Elaine May had, in fact, attended the private afternoon “gypsy” performance of Spamalot—a customary pre-preview unveiling for show folk and friends only—and brought with her Stanley Donen, the legendary director of Singin’ in the Rain (“The best movie musical of all time,” according to Nichols, and history). Afterward, Donen told Idle “all this flattering stuff—he’s seen everything since the thirties, and he said, ‘It’s the best musical in ages.’ He loved the fact that the music kept commenting on what was going on . . . I was lapping it up, like the cherry on the cappuccino!” Also customary before a gypsy preview is an introductory speech delivered by the show’s director, the stark prospect of which had given Nichols great pause. One night later, at the Square Table, Idle provided illustration. “I realized,” he said, “that Mike is basically—still, no matter what he does—a comic, first and foremost. For about 24 hours he obsessed with it. Then he said, ‘You’ve got to do this with me!’ Yesterday morning, he calls me first thing and says, ‘Now, about our bit . . . ’ Not a concern in the world about the play. Just the bit—it’s about the bit!”

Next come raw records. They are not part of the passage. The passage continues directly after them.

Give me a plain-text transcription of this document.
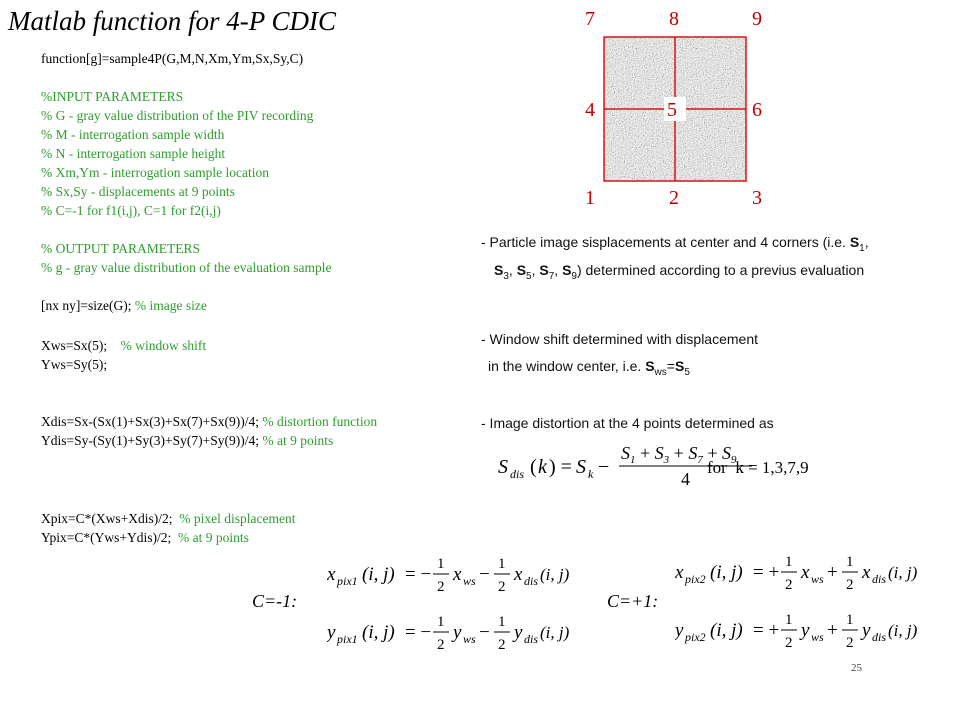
Matlab function for 4-P CDIC
function[g]=sample4P(G,M,N,Xm,Ym,Sx,Sy,C)
%INPUT PARAMETERS
% G - gray value distribution of the PIV recording
% M - interrogation sample width
% N - interrogation sample height
% Xm,Ym - interrogation sample location
% Sx,Sy - displacements at 9 points
% C=-1 for f1(i,j), C=1 for f2(i,j)
% OUTPUT PARAMETERS
% g - gray value distribution of the evaluation sample
[nx ny]=size(G); % image size
Xws=Sx(5);    % window shift
Yws=Sy(5);
Xdis=Sx-(Sx(1)+Sx(3)+Sx(7)+Sx(9))/4; % distortion function
Ydis=Sy-(Sy(1)+Sy(3)+Sy(7)+Sy(9))/4; % at 9 points
Xpix=C*(Xws+Xdis)/2;  % pixel displacement
Ypix=C*(Yws+Ydis)/2;  % at 9 points
7	8	9
4	5	6
1	2	3
- Particle image sisplacements at center and 4 corners (i.e. $S_1$,
$S_3$, $S_5$, $S_7$, $S_9$) determined according to a previus evaluation
- Window shift determined with displacement
in the window center, i.e. $S_{ws}=S_5$
- Image distortion at the 4 points determined as
S dis ( k ) = S k −
$S_1 + S_3 + S_7 + S_9$
4
for k = 1,3,7,9
C=-1:	C=+1:
x pix1 (i, j) = − 1
2
x ws − 1
2
x dis (i, j)
y pix1 (i, j) = − 1
2
y ws − 1
2
y dis (i, j)
x pix2 (i, j) = + 1
2
x ws + 1
2
x dis (i, j)
y pix2 (i, j) = + 1
2
y ws + 1
2
y dis (i, j)
25
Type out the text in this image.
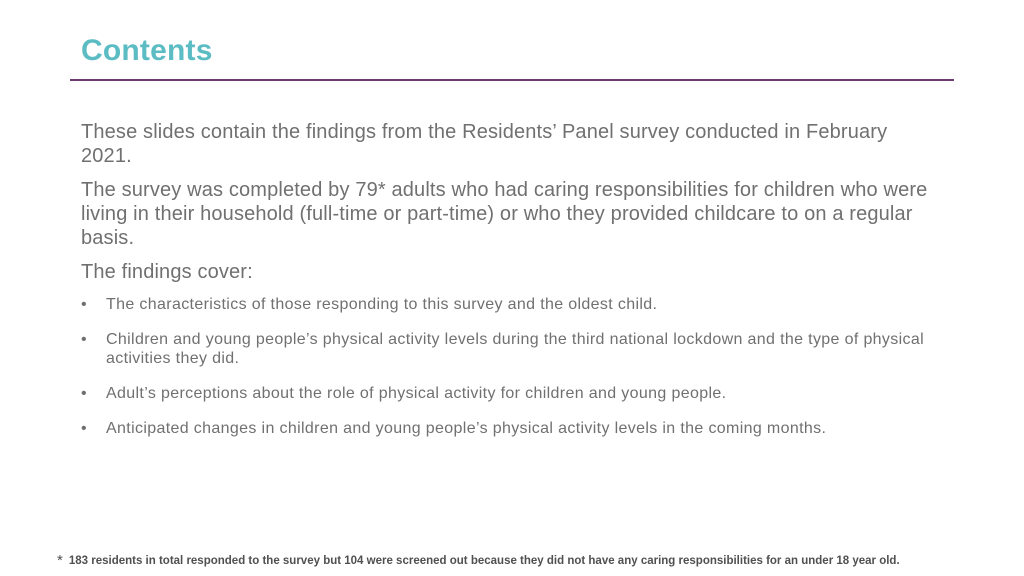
Contents

These slides contain the findings from the Residents’ Panel survey conducted in February 2021.

The survey was completed by 79* adults who had caring responsibilities for children who were living in their household (full-time or part-time) or who they provided childcare to on a regular basis.

The findings cover:

• The characteristics of those responding to this survey and the oldest child.
• Children and young people’s physical activity levels during the third national lockdown and the type of physical activities they did.
• Adult’s perceptions about the role of physical activity for children and young people.
• Anticipated changes in children and young people’s physical activity levels in the coming months.
* 183 residents in total responded to the survey but 104 were screened out because they did not have any caring responsibilities for an under 18 year old.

“But you felt the same about it,” said Nichols, very bemused. “It’s our bit, for God’s sake.” “Utterly! Of course!” said Idle. “We were like kids backstage, panicking. All the cast is going by, and we’re not even reassuring them. They’re doing a first show, a first performance!”
“It had nothing to do with them,” Nichols protested.
“They don’t realize that we have to go do a speech!” said Idle.
“Then Mike said, ‘You have to stand on this side of me, on the right side, because that’s where Elaine stood.’ I thought, Oh, I’m being Elaine for a day!”
“It’s really true,” confirmed Nichols. “It’s really strange. I can only turn that way. It’s like your side of the bed!”
“So,” said Idle, cheeky as he will ever be, “we’ve been on Broadway together for one night only! Isn’t that great? Yeah, we did it.”